원저작물에 대한 권리는 해당 연구자 및 기관에 있습니다.
Background
There are three main problems associated with the virtual screening of bioassay data. The first is access to freely-available curated data, the second is the number of false positives that occur in the physical primary screening process, and finally the data is highly-imbalanced with a low ratio of Active compounds to Inactive compounds. This paper first discusses these three problems and then a selection of Weka cost-sensitive classifiers (Naive Bayes, SVM, C4.5 and Random Forest) are applied to a variety of bioassay datasets.
Results
Pharmaceutical bioassay data is not readily available to the academic community. The data held at PubChem is not curated and there is a lack of detailed cross-referencing between Primary and Confirmatory screening assays. With regard to the number of false positives that occur in the primary screening process, the analysis carried out has been shallow due to the lack of cross-referencing mentioned above. In six cases found, the average percentage of false positives from the High-Throughput Primary screen is quite high at 64%. For the cost-sensitive classification, Weka's implementations of the Support Vector Machine and C4.5 decision tree learner have performed relatively well. It was also found, that the setting of the Weka cost matrix is dependent on the base classifier used and not solely on the ratio of class imbalance.
Conclusions
Understandably, pharmaceutical data is hard to obtain. However, it would be beneficial to both the pharmaceutical industry and to academics for curated primary screening and corresponding confirmatory data to be provided. Two benefits could be gained by employing virtual screening techniques to bioassay data.
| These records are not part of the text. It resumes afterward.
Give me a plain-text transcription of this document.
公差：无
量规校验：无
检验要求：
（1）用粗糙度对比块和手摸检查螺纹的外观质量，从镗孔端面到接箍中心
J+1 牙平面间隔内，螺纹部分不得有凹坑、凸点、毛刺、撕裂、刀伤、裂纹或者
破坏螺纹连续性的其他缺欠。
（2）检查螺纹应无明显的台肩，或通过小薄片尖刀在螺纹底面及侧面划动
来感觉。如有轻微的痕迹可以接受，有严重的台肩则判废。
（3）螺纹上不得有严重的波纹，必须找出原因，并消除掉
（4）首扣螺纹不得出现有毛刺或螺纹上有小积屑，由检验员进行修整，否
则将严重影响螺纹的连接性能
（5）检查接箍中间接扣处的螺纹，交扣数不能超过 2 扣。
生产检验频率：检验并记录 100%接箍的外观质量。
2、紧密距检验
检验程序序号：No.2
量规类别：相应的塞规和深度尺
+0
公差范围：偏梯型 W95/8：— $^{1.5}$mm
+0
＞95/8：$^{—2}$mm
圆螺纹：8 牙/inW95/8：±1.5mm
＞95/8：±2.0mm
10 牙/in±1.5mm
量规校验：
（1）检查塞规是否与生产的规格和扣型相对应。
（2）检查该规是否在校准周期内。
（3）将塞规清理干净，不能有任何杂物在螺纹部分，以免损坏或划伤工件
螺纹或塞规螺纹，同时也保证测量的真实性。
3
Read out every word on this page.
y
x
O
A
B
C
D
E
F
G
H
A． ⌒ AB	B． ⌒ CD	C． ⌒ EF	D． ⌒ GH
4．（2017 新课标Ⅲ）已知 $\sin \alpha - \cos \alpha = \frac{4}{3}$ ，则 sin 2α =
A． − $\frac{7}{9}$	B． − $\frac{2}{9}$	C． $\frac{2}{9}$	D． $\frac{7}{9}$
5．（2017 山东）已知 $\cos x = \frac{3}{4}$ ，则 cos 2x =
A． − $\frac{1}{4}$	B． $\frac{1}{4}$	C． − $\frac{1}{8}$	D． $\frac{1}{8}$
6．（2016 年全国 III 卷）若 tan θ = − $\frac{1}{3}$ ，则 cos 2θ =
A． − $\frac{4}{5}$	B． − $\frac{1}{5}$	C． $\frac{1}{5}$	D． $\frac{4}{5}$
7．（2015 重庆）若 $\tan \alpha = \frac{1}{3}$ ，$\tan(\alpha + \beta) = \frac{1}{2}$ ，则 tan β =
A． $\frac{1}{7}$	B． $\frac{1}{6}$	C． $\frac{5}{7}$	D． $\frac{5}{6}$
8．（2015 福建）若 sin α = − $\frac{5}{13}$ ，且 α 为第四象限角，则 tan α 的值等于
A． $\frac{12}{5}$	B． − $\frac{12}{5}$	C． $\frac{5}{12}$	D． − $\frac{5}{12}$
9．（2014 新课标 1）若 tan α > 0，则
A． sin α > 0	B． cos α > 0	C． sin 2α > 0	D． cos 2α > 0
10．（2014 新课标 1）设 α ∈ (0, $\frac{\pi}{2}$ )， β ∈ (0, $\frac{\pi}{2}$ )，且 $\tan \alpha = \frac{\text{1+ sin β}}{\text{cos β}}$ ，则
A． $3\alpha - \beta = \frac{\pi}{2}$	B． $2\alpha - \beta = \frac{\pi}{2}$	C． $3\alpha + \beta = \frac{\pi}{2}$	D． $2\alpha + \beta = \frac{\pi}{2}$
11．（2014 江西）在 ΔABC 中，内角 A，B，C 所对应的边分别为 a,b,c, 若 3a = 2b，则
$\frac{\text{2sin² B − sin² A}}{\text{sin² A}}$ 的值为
First, by reducing the search space of compounds to be screened and secondly, by analysing the false positives that occur in the primary screening process, the technology may be improved. The number of false positives arising from primary screening leads to the issue of whether this type of data should be used for virtual screening. Care when using Weka's cost-sensitive classifiers is needed - across the board misclassification costs based on class ratios should not be used when comparing differing classifiers for the same dataset.
Bioassay Datasets
A variety of datasets have been chosen for this study. Unfortunately due to computer memory limitations (Weka can only utilise 2 gigabytes of heap space for Windows systems), only small to medium datasets have been selected. However, the datasets are from the differing types of screening that can be performed using HTS technology (both primary and confirmatory screening) and they have varying sizes and minority classes. 21 datasets were created from the screening data. Table 2 shows a summary of the datasets used for this study. For four of the primary screening bioassays where there are corresponding confirmatory results, datasets have been created where the false positives from the primary screen are relabelled as Inactive. For the smaller confirmatory bioassay datasets, two types of data representation are used in order to see if adding more information improves the classification results.